Categories: Social Sciences

The development of the Mesopotamian civilisation

Question

The middle east is the birthplace of the Mesopotamian civilisation.

Explain how the physical and human geography of the Mesopotamian area influenced the civilisation there until it reached Iran.

Answer

Mesopotamia is a Greek word that means the land between two rivers (Reade, 2000: 6). The Euphrates and the Tigris nurtured a fertile plain in an otherwise barren territory. The land and the culture of Mesopotamia was “a gift of the twin rivers” (Roux, 1992: 4). The irrigation water provided by the rivers allowed for the development of agriculture, and together with steppe lands on which goats and sheep could be tended, human society prospered and started to proliferate.

The evolution of agricultural societies in the prehistory of the region led to the foundation of the first great city, Uruk, in the last quarter of the fourth millennium BCE. In turn, the emergence of the city nurtured the cornerstones of civilisation: trade, writing and the specialisation of skill (Van de Mieroop, 2004: chapter 2.1). The city became a focal point for the people of the region, and as its inhabitants began to hone their skills in building, pottery and textiles, the exchange of goods and services proved essential to this new way of life. This brought about the need for a bureaucracy, which created a ruling class. This in turn engendered the need for an ideological foundation for this system, and so a religion in which the city’s god received goods and distributed them to the people was established (Van de Mieroop, 2004: chapter 2.2).

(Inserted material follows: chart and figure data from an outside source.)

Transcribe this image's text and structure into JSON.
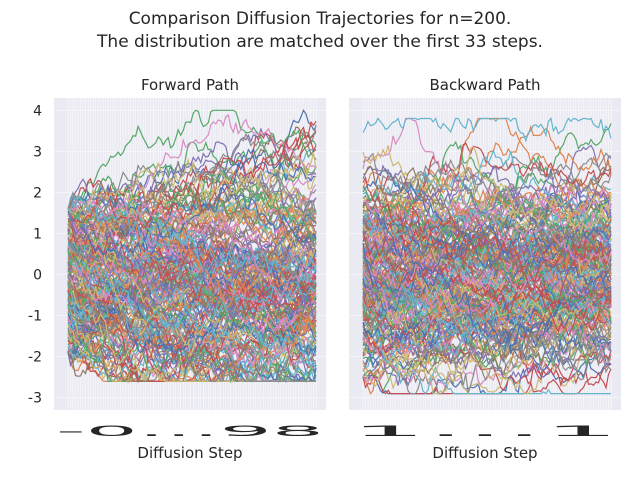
{
  "figure": {
    "title_line1": "Comparison Diffusion Trajectories for n=200.",
    "title_line2": "The distribution are matched over the first 33 steps."
  },
  "chart_data": [
    {
      "type": "line",
      "title": "Forward Path",
      "xlabel": "Diffusion Step",
      "ylabel": "",
      "n_series": 200,
      "n_steps": 100,
      "ylim": [
        -3.3,
        4.3
      ],
      "yticks": [
        "-3",
        "-2",
        "-1",
        "0",
        "1",
        "2",
        "3",
        "4"
      ],
      "xtick_labels_overlapping": "-0…98",
      "grid": true,
      "y_range_at_start": [
        -1.9,
        1.6
      ],
      "y_range_at_end": [
        -2.6,
        3.6
      ],
      "series_summary": {
        "max_value": 4.0,
        "min_value": -2.6
      },
      "palette": [
        "#4c72b0",
        "#dd8452",
        "#55a868",
        "#c44e52",
        "#8172b3",
        "#937860",
        "#da8bc3",
        "#8c8c8c",
        "#ccb974",
        "#64b5cd"
      ]
    },
    {
      "type": "line",
      "title": "Backward Path",
      "xlabel": "Diffusion Step",
      "ylabel": "",
      "n_series": 200,
      "n_steps": 100,
      "ylim": [
        -3.3,
        4.3
      ],
      "yticks": [
        "-3",
        "-2",
        "-1",
        "0",
        "1",
        "2",
        "3",
        "4"
      ],
      "xtick_labels_overlapping": "1…1",
      "grid": true,
      "y_range_at_start": [
        -2.5,
        3.7
      ],
      "y_range_at_end": [
        -1.9,
        1.7
      ],
      "series_summary": {
        "max_value": 3.8,
        "min_value": -2.9
      },
      "palette": [
        "#4c72b0",
        "#dd8452",
        "#55a868",
        "#c44e52",
        "#8172b3",
        "#937860",
        "#da8bc3",
        "#8c8c8c",
        "#ccb974",
        "#64b5cd"
      ]
    }
  ]
}
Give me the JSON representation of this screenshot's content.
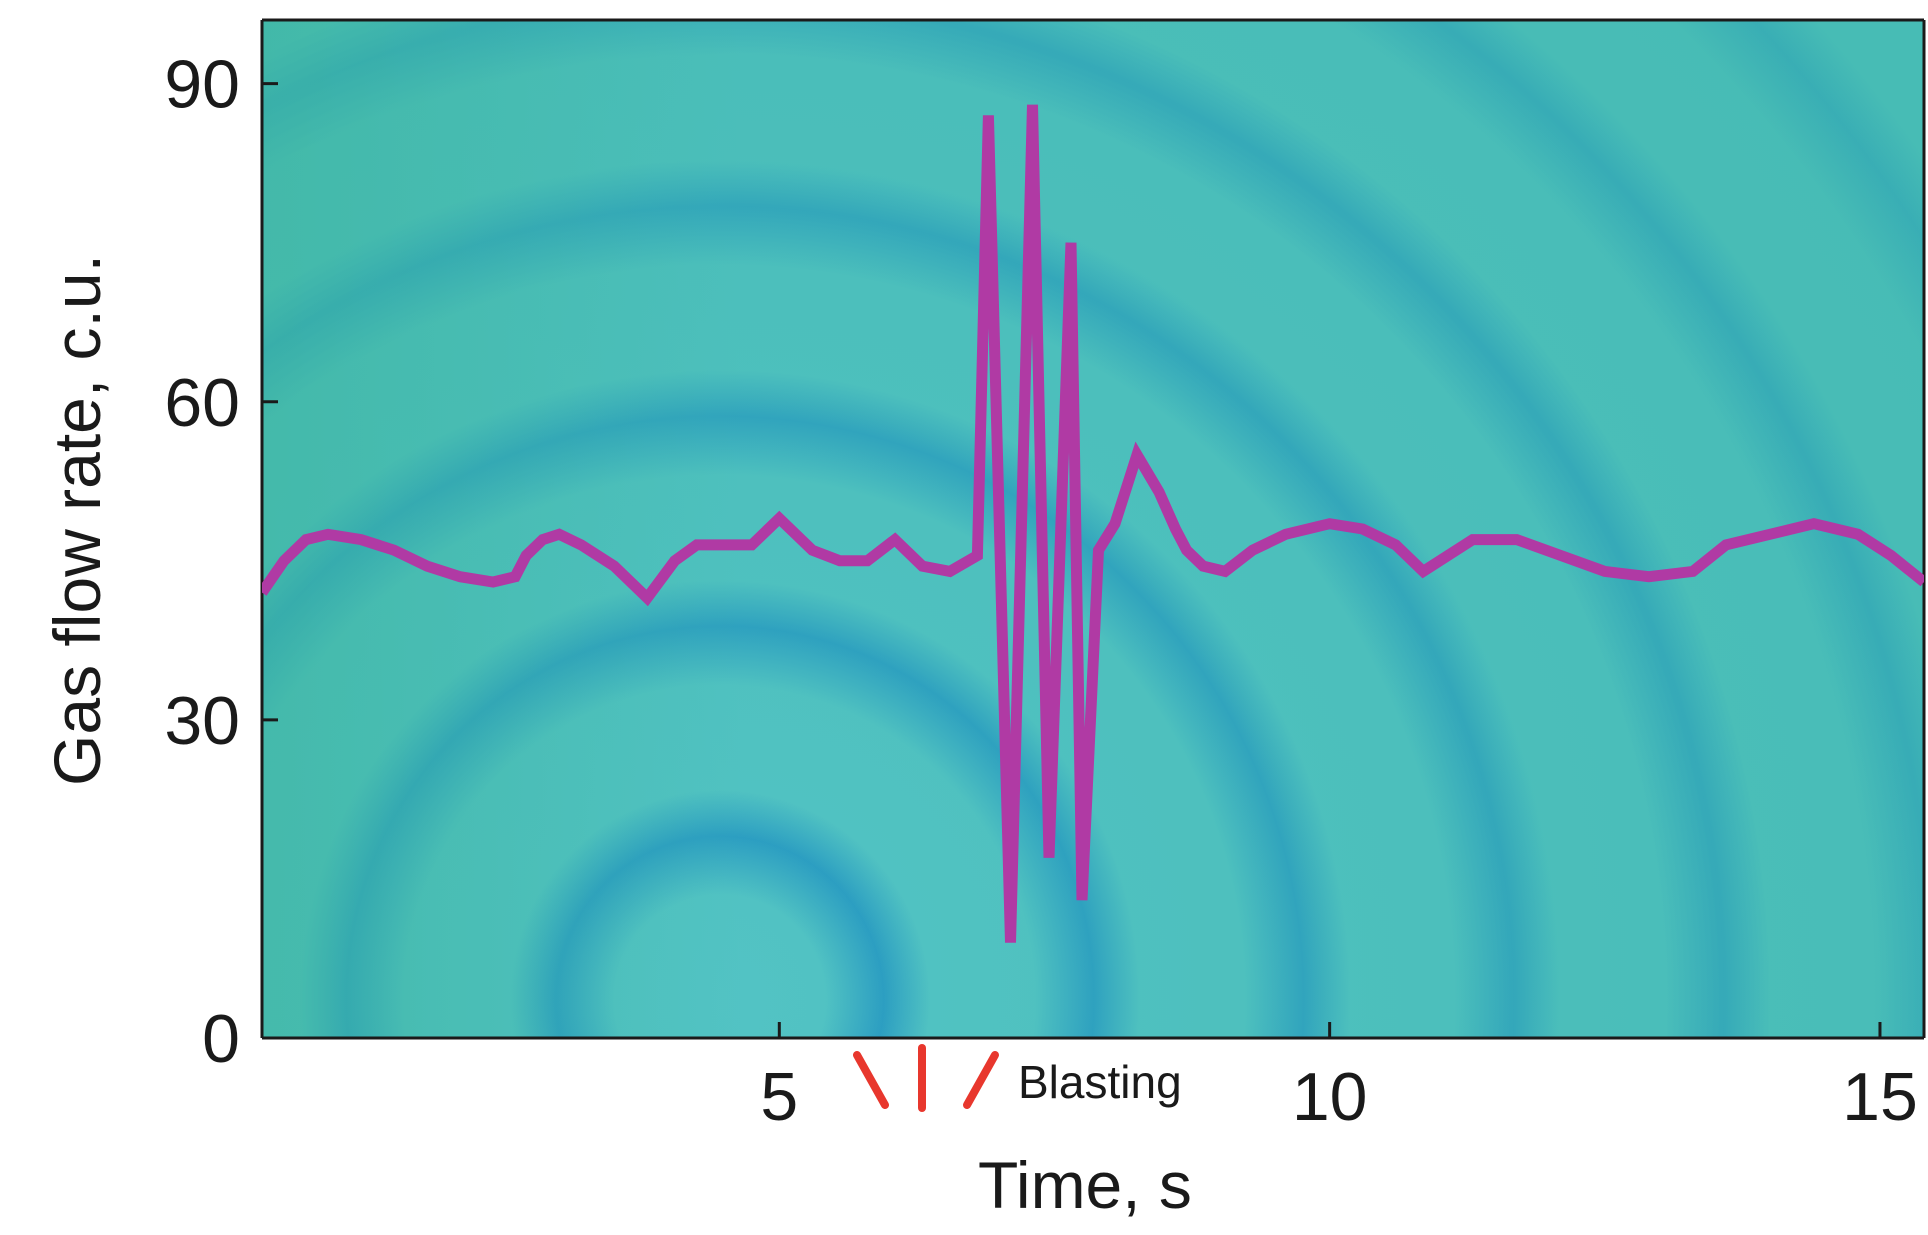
{
  "chart_data": {
    "type": "line",
    "title": "",
    "xlabel": "Time, s",
    "ylabel": "Gas flow rate, c.u.",
    "xlim": [
      0.3,
      15.4
    ],
    "ylim": [
      0,
      96
    ],
    "xticks": [
      5,
      10,
      15
    ],
    "yticks": [
      0,
      30,
      60,
      90
    ],
    "grid": false,
    "legend": "none",
    "colors": {
      "line": "#b03aa4",
      "background_light": "#52c3c4",
      "background_mid": "#41b8ad",
      "ring_dark": "#1d8fc3",
      "ring_green": "#34a888",
      "annotation": "#e8372d",
      "axis": "#1a1a1a"
    },
    "series": [
      {
        "name": "",
        "x": [
          0.3,
          0.5,
          0.7,
          0.9,
          1.2,
          1.5,
          1.8,
          2.1,
          2.4,
          2.6,
          2.7,
          2.85,
          3.0,
          3.2,
          3.5,
          3.8,
          4.05,
          4.25,
          4.5,
          4.75,
          5.0,
          5.3,
          5.55,
          5.8,
          6.05,
          6.3,
          6.55,
          6.8,
          6.9,
          7.1,
          7.3,
          7.45,
          7.65,
          7.75,
          7.9,
          8.05,
          8.25,
          8.45,
          8.6,
          8.7,
          8.85,
          9.05,
          9.3,
          9.6,
          10.0,
          10.3,
          10.6,
          10.85,
          11.3,
          11.7,
          12.1,
          12.5,
          12.9,
          13.3,
          13.6,
          14.0,
          14.4,
          14.8,
          15.1,
          15.4
        ],
        "values": [
          42,
          45,
          47,
          47.5,
          47,
          46,
          44.5,
          43.5,
          43,
          43.5,
          45.5,
          47,
          47.5,
          46.5,
          44.5,
          41.5,
          45,
          46.5,
          46.5,
          46.5,
          49,
          46,
          45,
          45,
          47,
          44.5,
          44,
          45.5,
          87,
          9,
          88,
          17,
          75,
          13,
          46,
          48.5,
          55,
          51.5,
          48,
          46,
          44.5,
          44,
          46,
          47.5,
          48.5,
          48,
          46.5,
          44,
          47,
          47,
          45.5,
          44,
          43.5,
          44,
          46.5,
          47.5,
          48.5,
          47.5,
          45.5,
          43
        ]
      }
    ],
    "annotations": [
      {
        "text": "Blasting",
        "x": 6.3
      }
    ]
  }
}
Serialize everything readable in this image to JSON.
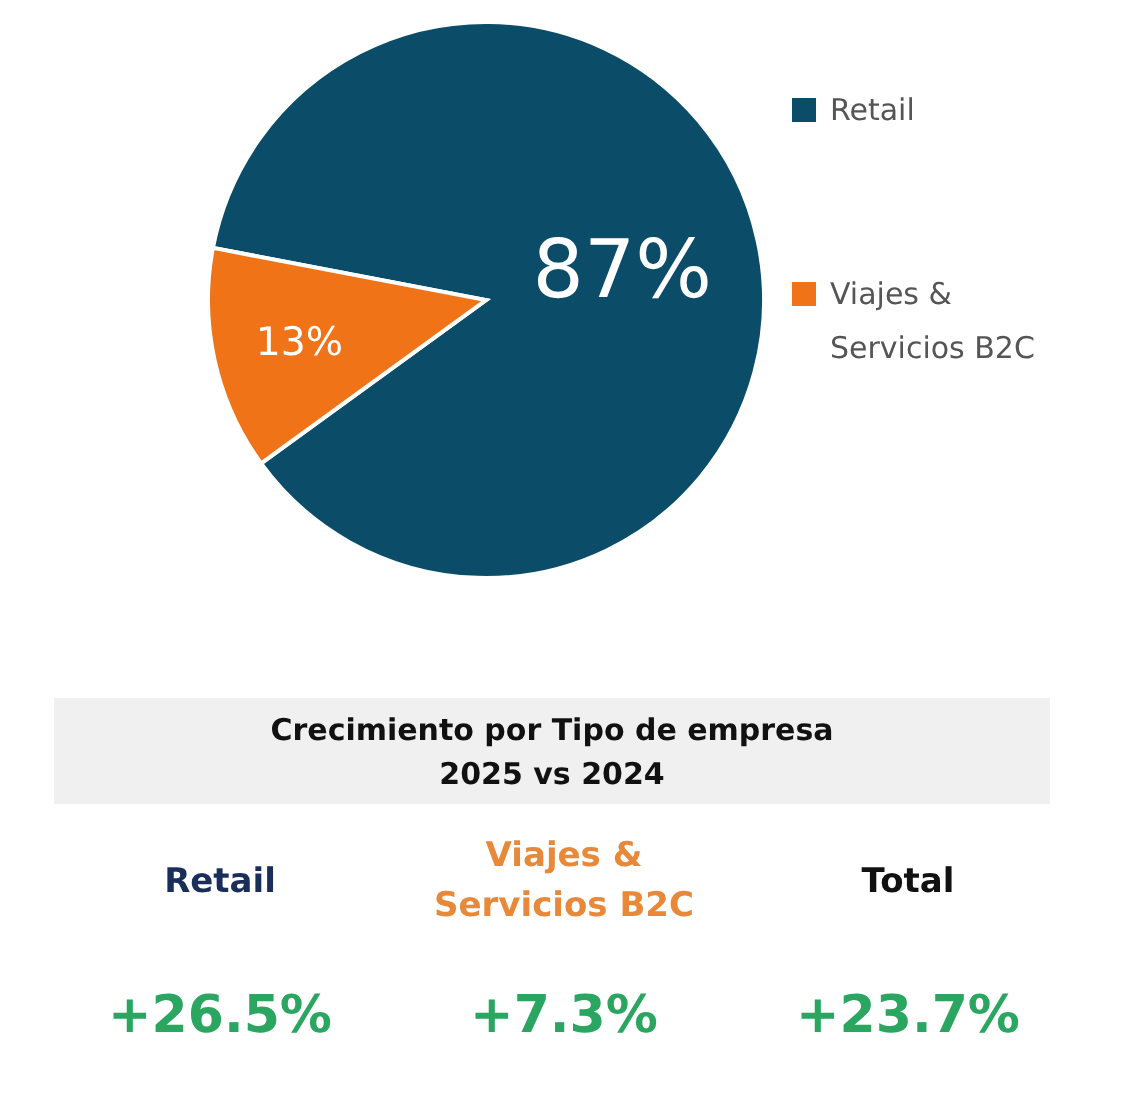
{
  "chart_data": [
    {
      "type": "pie",
      "categories": [
        "Retail",
        "Viajes & Servicios B2C"
      ],
      "values": [
        87,
        13
      ],
      "colors": [
        "#0b4d69",
        "#f07318"
      ],
      "value_labels": [
        "87%",
        "13%"
      ],
      "legend": "right"
    },
    {
      "type": "other",
      "title": "Crecimiento por Tipo de empresa",
      "subtitle": "2025 vs 2024",
      "categories": [
        "Retail",
        "Viajes & Servicios B2C",
        "Total"
      ],
      "value_labels": [
        "+26.5%",
        "+7.3%",
        "+23.7%"
      ],
      "colors": [
        "#1a2e5a",
        "#e8893a",
        "#111111"
      ],
      "color": "#2aa661"
    }
  ]
}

The bureaucracy that controlled the exchange of goods needed a system to record trade. The development of cuneiform controlled the economy and it is also controlled the ideology as it was used to record the deeds of the city’s gods (Dalley, 2008: xv). The foundations of civilisation were established in the city of Uruk and, from there, the network of cities that would become the the great civilisation of Mesopotamia.

References

Dalley, S. (2000). Myths from Mesopotamia. Oxford: Oxford University Press.

Reade, J. (2000). Mesopotamia. London: Published for the Trustees of the British Museum by British Museum Press.

Roux, G. (1992). Ancient Iraq. London: Penguin Books.

Van de Mieroop, M. (2004). A history of the ancient Near East, ca. 3000-323 B.C.. Malden, MA: Blackwell Pub.